Ohne Rechtsbeistand kann Prozess nicht stattfinden
Hintergrund des “anwaltlichen Notwehrrechts”, wie Küssels Rechtsvertreter Michael Dohr diesen Schritt gegenüber Journalisten verteidigte: Das Bundesamt für Verfassungsschutz und Terrorismusbekämpfung (BVT) hatte dem Gericht einen brisanten Zwischenbericht vorgelegt, den die Verteidiger ihrer Darstellung zu Folge erst gestern, Montag, zur Kenntnis bekommen hatten. Aus ihrer Sicht war damit keine ausreichende Vorbereitungszeit gegeben.

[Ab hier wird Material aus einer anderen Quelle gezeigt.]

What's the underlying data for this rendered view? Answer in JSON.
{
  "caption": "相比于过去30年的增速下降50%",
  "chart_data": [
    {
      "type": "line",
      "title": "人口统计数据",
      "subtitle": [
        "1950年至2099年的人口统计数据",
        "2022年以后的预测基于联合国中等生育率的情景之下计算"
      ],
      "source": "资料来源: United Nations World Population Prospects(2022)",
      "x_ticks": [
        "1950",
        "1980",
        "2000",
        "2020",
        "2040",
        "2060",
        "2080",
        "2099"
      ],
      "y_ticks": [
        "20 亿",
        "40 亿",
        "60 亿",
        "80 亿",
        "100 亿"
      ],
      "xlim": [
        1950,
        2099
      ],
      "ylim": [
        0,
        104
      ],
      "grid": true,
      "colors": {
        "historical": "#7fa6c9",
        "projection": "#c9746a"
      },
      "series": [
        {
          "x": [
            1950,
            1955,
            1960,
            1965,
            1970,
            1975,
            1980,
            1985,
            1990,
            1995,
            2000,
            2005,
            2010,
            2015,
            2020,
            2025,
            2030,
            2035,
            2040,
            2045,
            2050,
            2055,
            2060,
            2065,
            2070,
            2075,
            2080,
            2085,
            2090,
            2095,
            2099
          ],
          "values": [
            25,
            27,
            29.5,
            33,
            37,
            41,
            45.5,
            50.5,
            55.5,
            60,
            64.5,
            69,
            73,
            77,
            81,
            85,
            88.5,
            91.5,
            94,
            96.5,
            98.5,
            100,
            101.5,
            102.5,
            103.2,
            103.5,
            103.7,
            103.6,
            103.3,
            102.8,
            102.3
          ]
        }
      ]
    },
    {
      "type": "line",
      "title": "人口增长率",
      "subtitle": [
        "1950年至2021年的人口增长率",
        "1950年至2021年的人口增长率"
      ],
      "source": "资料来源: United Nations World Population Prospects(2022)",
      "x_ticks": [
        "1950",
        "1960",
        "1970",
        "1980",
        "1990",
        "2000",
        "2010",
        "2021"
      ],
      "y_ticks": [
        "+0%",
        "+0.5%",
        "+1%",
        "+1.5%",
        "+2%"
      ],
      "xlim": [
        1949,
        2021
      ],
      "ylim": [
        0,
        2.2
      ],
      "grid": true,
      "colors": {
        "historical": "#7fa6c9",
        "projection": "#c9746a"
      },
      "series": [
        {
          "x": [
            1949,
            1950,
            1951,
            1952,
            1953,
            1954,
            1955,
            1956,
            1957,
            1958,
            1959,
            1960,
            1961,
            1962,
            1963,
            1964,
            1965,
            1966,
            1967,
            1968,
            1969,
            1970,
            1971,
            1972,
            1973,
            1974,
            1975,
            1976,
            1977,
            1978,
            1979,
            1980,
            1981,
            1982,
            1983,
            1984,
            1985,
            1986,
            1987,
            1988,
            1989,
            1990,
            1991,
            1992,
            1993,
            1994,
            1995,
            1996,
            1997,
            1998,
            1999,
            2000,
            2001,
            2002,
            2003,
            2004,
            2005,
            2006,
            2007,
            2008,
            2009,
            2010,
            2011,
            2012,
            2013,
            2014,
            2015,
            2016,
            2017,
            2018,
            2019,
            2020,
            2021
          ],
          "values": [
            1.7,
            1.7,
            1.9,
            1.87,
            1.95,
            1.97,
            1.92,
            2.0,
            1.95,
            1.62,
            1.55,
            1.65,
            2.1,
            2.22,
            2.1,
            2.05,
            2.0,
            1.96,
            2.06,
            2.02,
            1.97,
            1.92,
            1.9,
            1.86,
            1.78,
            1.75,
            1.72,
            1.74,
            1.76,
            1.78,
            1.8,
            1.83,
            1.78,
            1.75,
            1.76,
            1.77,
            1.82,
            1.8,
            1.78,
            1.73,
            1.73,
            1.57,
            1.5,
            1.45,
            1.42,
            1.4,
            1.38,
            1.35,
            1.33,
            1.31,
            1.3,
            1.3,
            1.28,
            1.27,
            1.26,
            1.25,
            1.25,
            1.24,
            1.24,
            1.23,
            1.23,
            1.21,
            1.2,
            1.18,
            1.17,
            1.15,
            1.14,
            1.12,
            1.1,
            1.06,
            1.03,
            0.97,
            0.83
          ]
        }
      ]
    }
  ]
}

BVT-Bericht enthält Informationen über entschlüsselte Daten
Verhandlung kann erst mit neuem Anwalt fortgesetzt werden
Für Felix B. muss nun ein neuer Anwalt gefunden werden. Sollte das rasch gelingen, dürfte der nächste geplante Verhandlungstermin am 12. Juli nicht gefährdet sein. Gottfried Küssel und den beiden Mitangeklagten wird nationalsozialistische Wiederbetätigung vorgeworfen. Sie sollen die Homepage “alpen-donau.info” sowie das Forum “alinfodo.com” betrieben haben, wobei die drei laut Anklage eine “nationalsozialistische Zielsetzung” bzw. den “Vorsatz, durch ihr Handeln die Ziele der NSDAP zu fördern” verfolgten.
Auch Küssel wusste vir der Verhandlung nicht von dem Bericht
Wie Küssels Rechtsbeistand Michael Dohr im Gespräch mit der APA versicherte, habe er erst gestern, Montag, vom BVT-Bericht erfahren: “Wir wurden nicht informiert.” Dohr verwies außerdem darauf, dass der Bericht erst nach der am 24. Mai erfolgten zeugenschaftlichen Einvernahme der Leiterin des Extremismus-Referats im Bundesamt für Verfassungsschutz und Terrorismusbekämpfung (BVT), Sybille Geissler, vorgelegt wurde: “Es ist schon interessant, warum nach jahrelangen Ermittlungen der Polizei ein Bericht über ein Verschlüsselungssystem 14 Tage nach Geisslers Befragung kommt.” (APA)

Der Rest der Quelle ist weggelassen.